What Sapiens gets right, if anything, is Harari’s ability to distill broad swaths of human history into accessible prose. But while his writing is engaging, it’s also reductive. A more nuanced, complex understanding of human history is possible—one that embraces ambiguity and plurality rather than force-fitting events into a linear narrative.

Non-linear historiographies offer a better way forward. They reject the idea that history is a story with a singular, inevitable outcome. Instead, they embrace the chaotic, uncertain nature of human life. These alternative models don’t shy away from complexity; they revel in it. They acknowledge that history is not just about progress but about a messy web of competing ideas, cultures, and forces that constantly shift and reshape the world. Non-linear approaches open the door to multiple narratives, offering a fuller, richer understanding of the past.

Consider the revolution in our understanding of human prehistory in recent decades. Advancements in archaeology, anthropology, and evolutionary biology have peeled back layers of history that were previously obscured. What we once assumed about early human societies is being overturned. Our ancestors, far from being simple, isolated bands of hunter-gatherers, were capable of complex, diverse ways of organizing societies. They experimented with agriculture and discarded it, built urban centers without centralized political systems, and shifted between different forms of governance, from egalitarian to authoritarian, based on their circumstances. This doesn’t fit into the neat stages of history suggested by linear historiographies. It’s messy, fragmented, and deeply fascinating.

David Wengrow and the late David Graeber’s The Dawn of Everything challenges the traditional linear view, presenting a world in which early humans engaged in a variety of social and political experiments, many of which have been ignored or misunderstood by mainstream historical narratives. Their work is a reminder that the human story is far more diverse and complex than we’ve been led to believe. From ancient societies that embraced both equality and hierarchy, to cities built without kings, the evidence increasingly points to a human history full of options and possibilities, not just a steady march toward the present.

In light of these findings, the conventional history we’ve been taught seems woefully inadequate. For centuries, we’ve been fed stories about a linear progression of human civilization, but this model is crumbling under the weight of new evidence. The history of humanity is anything but linear. It is a tangled mess of choices, accidents, and shifts, shaped by the forces of biology, culture, and environment. Rather than a steady ascent toward modernity, human history is a series of ebbs and flows, with societies rising, falling, and evolving in ways we can’t predict.

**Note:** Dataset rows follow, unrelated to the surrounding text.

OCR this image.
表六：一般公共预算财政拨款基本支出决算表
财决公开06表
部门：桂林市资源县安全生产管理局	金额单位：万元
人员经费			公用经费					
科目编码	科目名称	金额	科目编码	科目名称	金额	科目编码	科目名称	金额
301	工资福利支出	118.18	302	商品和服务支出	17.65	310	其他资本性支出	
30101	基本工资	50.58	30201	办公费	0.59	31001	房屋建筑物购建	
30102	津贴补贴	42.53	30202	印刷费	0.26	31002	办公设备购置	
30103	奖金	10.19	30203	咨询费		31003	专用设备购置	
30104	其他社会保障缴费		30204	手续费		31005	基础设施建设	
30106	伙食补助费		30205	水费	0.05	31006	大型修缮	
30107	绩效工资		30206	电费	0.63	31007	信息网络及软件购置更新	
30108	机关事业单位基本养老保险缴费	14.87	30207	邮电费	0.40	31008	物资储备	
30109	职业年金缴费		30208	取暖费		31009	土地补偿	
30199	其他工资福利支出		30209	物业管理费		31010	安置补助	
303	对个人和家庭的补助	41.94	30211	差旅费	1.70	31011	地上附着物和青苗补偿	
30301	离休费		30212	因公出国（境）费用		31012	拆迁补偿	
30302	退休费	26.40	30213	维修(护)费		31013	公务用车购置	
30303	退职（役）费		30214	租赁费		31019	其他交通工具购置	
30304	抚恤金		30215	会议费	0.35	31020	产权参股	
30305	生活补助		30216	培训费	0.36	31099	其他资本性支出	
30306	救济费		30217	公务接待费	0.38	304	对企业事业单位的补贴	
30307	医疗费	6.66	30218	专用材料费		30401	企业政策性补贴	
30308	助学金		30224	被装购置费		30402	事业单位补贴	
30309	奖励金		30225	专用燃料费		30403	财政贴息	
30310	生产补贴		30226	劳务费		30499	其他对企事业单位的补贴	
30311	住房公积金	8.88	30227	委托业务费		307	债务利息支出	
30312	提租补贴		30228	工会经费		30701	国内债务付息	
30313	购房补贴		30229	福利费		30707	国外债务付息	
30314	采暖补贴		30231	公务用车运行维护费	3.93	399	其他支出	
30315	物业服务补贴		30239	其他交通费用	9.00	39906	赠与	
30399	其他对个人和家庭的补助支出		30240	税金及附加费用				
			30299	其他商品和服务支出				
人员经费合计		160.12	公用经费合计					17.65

This shift in perspective isn’t just about the past; it’s about how we understand ourselves today. As new scientific methods and interdisciplinary approaches emerge, we see that history is more than just a story of “progress.” It’s a story of adaptation, of trial and error, and of the constant interplay between the individual and the collective. Just as the sciences have moved away from trying to find one-size-fits-all explanations for complex phenomena, so too should our approach to history. The more we understand about the forces shaping our past, the more we realize that human history can’t be explained by a single narrative—it is a mosaic, a patchwork of different paths, each with its own story to tell.

At the end of the day, history isn’t a fixed, linear path. History is a field of infinite possibilities and counterfactuals. Embracing this complexity isn’t just some academic exercise—it’s a way of understanding who we are, where we’ve been, and where we might be going. The more we resist the urge to simplify, the more we can appreciate the rich diversity of human experiences and the full breadth of our history. The real story of humanity isn’t one of linear progress—it’s one of constant adaptation, reimagining, and reshaping. It’s about rises and falls, falls and rises—over and over and over again, played out over the deep time of evolutionary history. And it’s about damn time we start telling it that way.